As Senior Manager, Social Analytics, I lead a team of research analysts who rely exclusively on social media data to help inform critical marketing, programming, and development decisions at Disney Entertainment Television. We use social listening to monitor the health of a brand or show, identify the storylines and characters that resonate with viewers, assess the sentiment around those conversation drivers, and understand the response to specific promotional campaigns and marketing collateral. More broadly, we also use social listening to inform casting decisions, discover influencers, identify whitespace, profile or segment audiences, and track current events related to our brands, partners, or talent.
What’s your background? How did you get into social listening?
I didn’t have a direct path to social listening, but I feel like I ultimately found the perfect niche for myself right at the intersection of fan culture and data & analytics.
I’ve always been a bit of a television and pop culture enthusiast, and actually began my career in television production, working for a few reality shows, late-night talk shows, and production companies before going back to school to earn my MBA. After graduate school, I transitioned to more of a data-driven insights role on a direct marketing analytics (CRM) team at Disney.
In the early days of social listening, I started exploring different tools and methodologies to see how we could leverage social data to better understand our fans and enhance our CRM capabilities.
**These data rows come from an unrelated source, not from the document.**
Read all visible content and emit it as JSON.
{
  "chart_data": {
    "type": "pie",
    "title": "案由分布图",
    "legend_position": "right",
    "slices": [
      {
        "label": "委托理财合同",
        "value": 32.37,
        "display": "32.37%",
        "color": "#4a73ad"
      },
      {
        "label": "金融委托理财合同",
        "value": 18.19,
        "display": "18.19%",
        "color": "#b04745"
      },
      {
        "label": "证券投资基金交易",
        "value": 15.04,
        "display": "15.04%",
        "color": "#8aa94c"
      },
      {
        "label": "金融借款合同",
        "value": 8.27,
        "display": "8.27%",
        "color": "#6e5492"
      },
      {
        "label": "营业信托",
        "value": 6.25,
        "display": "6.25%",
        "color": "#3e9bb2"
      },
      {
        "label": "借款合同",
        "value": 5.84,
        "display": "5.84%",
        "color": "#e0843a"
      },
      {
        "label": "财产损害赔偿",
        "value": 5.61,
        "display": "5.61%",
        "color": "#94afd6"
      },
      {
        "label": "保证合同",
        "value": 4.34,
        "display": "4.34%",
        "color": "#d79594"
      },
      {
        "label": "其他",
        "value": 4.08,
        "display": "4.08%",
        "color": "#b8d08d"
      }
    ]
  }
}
As time went on, I continued to work on ad hoc social listening projects while also managing my primary CRM responsibilities. But as our television audiences became increasingly social, the appetite for social insights expanded along with it, and soon, what began as a side project became a fulltime job.
What has been your biggest achievement?
There have definitely been some notable wins along the way, but I think that the very existence of the Social Insights team I lead might be my biggest career achievement so far. This is a function that did not exist when I joined the company, but I was able to demonstrate the need, prove the value, and obtain executive buy-in to hire fulltime resources and develop a new team wholly dedicated to social intelligence.
What’s the boldest mistake you’ve made? What did you learn from it?
I’ve made the mistake of trying to scale up a social listening program too fast by simply replicating tactics that worked for one brand and applying them to others. I learned that there is no one size fits all strategy and what works for one brand, may not have the same results for another. Social listening is not a plug and play solution—it’s an iterative process that needs to be refined and customized for each brand or topic, taking into account the way users talk about the brand at hand (e.g. alternate names, shorthand, user generated hashtags, etc.), where they talk about it (e.g. organic posts on X vs. comments on Instagram vs. dedicated subreddits), and how clean or noisy the specific resulting data set may be.
Do you think there’s a right way and a wrong way to use social data?
Social listening can be a very powerful and valuable resource for understanding the social universe, but I think social data should be used in conjunction with—and not in place of—traditional research methodologies when analyzing the universal response to your brand.
Since social listening involves harnessing existing, unsolicited feedback from customers, it requires less time, financial investment, and coordination to turn around actionable insights compared with traditional surveys and focus groups. It could be tempting for a company to rely solely on social data, but it’s important to recognize and account for its inherent biases. By voicing opinions about your brand on social, social users self-identify as highly engaged hand-raisers who may be predisposed to talking about your brand. They may also be younger or more digital savvy than your core audience. Traditional research will add important context to your social data and help tell a more complete story.
What’s your favourite data source to use and why?
Each platform has its own benefits and challenges when it comes to extracting data. X has obviously gone through a number of changes over the last year or so, but there’s still something about the real-time nature of the platform that really lends itself to social listening for live and linear TV programs. With X data, we can map the minute-by-minute social conversation against live television content, identify the moments, characters, and storylines driving spikes in activity, formulate insights, and even effect change in near-real-time.